Predictability of Mechanistic World (03:19)
Early last century, mathematical discoveries led people to believe that the world was discoverable and predictable. That the mechanistic world could be explained made people secure and content.
Predictability vs. Chaos (04:34)
Newtonian mathematics of motion describe the orbits of the solar system. His theories of motion are the bedrock of Newtonian science. Henri Poincaré's originates the mathematics of chaos.
WWI: Humankind vs. Chaos (03:13)
In 1914, a disturbance in Sarajevo put the world on a different course. When WWI begins, people believe the world is under the control of scientific predictability. In the end 10 million people died.
Tipping Point Between Order and Chaos (03:48)
Aleksandr Lyapunov studies the transition from stability to instability in fluids. He discovers that gases start out orderly and then become turbulent. The transition point is called the tipping point.
Social Stability and Commerce (03:24)
WWI shakes the old faith in predictability. What could renew the faith? Henry Ford's assembly line becomes the symbol and means to engineer a world of stability, predictability, and prosperity.
Historical Tipping Points: Climate Change and Market Crash (03:06)
Without warning, the world reaches two tipping points around 1929: the climate and the economy both lurched without warning and without obvious cause.
The Promise of the Computer (02:57)
The invention of the computer at the end of WWII seemed to promise the control that the world had never had. The computer becomes the icon of power, prediction, and control.
Paradox of the Nuclear Age (02:43)
The nuclear age brings fears and also the a feeling of tremendous power and possibility. Policy makers believe they can predict and control the economy with computers.
Edward Lorenz: The Butterfly Effect (04:29)
In 1962, Edward Lorenz makes a discovery that is at odds with the prevailing optimism about predictability and control. He discovers that tiny differences in input can dramatically change results.
Chaos: Concept of Turbulence (03:21)
A scientist discovers that turbulence in not the result of complexity, but is caused by the mathematics of sensitivity to initial conditions. The Butterfly Effect and turbulence are everywhere.
Chaos and Interlinking Systems (03:05)
The turbulence of the 1970s convinced economists as well as environmentalists that their faith in large scale prediction was wrong. The more systems are interlinked, the more likely they will become turbulent.

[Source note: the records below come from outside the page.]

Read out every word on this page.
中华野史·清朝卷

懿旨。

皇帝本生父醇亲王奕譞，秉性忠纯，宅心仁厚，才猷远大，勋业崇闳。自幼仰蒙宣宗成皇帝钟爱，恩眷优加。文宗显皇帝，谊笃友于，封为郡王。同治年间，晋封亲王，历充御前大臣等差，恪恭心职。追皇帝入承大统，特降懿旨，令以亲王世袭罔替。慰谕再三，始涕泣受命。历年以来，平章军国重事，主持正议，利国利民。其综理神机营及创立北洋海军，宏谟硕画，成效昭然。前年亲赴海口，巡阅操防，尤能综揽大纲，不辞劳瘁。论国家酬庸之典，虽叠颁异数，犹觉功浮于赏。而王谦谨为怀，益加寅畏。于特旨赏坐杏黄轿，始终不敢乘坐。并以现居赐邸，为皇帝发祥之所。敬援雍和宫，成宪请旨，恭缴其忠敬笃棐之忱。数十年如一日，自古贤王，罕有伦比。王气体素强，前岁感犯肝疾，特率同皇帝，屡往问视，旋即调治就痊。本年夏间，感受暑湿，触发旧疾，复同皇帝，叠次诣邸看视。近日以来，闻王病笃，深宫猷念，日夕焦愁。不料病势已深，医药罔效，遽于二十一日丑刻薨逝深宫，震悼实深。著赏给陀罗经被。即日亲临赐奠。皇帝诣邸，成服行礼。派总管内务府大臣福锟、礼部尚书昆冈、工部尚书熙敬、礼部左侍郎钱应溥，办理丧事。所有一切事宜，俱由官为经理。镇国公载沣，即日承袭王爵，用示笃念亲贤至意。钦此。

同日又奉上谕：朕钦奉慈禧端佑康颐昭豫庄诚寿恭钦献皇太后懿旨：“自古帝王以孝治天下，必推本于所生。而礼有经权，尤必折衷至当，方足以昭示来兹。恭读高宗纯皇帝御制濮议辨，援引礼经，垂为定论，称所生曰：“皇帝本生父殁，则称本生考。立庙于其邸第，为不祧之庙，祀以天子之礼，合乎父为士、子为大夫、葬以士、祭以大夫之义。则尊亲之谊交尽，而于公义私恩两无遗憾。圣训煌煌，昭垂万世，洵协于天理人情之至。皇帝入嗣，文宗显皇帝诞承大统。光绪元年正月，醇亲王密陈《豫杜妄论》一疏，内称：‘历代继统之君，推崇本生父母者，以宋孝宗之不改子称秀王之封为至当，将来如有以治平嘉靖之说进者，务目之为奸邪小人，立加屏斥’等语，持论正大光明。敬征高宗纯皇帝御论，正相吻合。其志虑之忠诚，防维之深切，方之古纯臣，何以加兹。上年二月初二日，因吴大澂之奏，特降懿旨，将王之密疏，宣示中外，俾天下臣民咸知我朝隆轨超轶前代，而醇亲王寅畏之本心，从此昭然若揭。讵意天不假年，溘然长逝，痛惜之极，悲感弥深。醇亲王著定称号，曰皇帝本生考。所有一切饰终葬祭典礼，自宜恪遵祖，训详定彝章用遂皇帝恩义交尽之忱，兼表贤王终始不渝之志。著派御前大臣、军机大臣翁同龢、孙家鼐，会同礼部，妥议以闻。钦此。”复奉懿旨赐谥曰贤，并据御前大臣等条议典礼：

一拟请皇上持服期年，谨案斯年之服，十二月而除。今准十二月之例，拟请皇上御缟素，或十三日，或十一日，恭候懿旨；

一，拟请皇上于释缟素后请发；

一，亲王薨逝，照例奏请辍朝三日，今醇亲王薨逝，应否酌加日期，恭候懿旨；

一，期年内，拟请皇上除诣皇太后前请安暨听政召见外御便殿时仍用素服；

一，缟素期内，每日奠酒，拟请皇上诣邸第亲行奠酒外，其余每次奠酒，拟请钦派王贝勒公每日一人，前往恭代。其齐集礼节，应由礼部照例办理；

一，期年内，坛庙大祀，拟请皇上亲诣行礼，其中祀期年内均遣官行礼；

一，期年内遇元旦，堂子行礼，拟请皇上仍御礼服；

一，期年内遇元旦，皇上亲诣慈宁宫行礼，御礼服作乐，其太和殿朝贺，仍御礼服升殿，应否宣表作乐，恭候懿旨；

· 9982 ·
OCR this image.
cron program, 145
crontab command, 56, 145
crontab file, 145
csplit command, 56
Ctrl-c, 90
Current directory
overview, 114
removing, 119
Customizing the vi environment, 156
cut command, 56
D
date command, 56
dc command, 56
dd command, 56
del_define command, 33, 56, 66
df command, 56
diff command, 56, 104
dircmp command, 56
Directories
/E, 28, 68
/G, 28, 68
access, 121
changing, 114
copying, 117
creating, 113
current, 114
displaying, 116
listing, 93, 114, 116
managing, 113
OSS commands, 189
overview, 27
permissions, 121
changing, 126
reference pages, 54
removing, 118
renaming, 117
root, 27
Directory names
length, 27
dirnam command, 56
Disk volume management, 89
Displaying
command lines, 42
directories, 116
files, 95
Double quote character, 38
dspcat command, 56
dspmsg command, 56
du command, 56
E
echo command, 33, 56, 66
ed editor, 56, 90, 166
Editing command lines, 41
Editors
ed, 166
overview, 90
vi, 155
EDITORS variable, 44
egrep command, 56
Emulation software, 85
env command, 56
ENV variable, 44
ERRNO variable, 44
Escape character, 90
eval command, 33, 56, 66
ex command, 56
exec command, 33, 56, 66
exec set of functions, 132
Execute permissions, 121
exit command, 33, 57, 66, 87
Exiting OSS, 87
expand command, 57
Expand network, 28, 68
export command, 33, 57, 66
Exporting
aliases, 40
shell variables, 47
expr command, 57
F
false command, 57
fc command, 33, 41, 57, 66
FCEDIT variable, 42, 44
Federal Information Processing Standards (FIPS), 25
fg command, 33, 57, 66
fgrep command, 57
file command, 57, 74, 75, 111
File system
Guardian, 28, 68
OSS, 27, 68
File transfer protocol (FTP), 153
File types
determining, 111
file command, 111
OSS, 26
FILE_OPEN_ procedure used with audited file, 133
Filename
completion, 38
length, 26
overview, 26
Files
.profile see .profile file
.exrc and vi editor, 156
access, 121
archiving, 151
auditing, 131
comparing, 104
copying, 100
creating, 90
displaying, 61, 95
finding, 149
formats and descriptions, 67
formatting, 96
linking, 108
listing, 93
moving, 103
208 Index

Chaos Theory and Global market (03:03)
Economists learn that the global market is not something that can be controlled; they begin to perceive it as a natural system. This leads to the free market ideology.
Exponential Growth (04:24)
If something grows exponentially, it must break down at some time because all processes end. Exponential growth is linear; non-linear processes will interfere with linear growth.
Unpredictability of Change (03:33)
Today, the rate of change is increasing, and the ability to predict is decreasing. Many people feel powerless to change their situations. Change will always be unpredictable and chaotic.
Climatic Tipping Point (05:19)
James Lovelock, father of the environmental movement, explains why current climate models are inaccurate because they rely on predictability and faulty logic.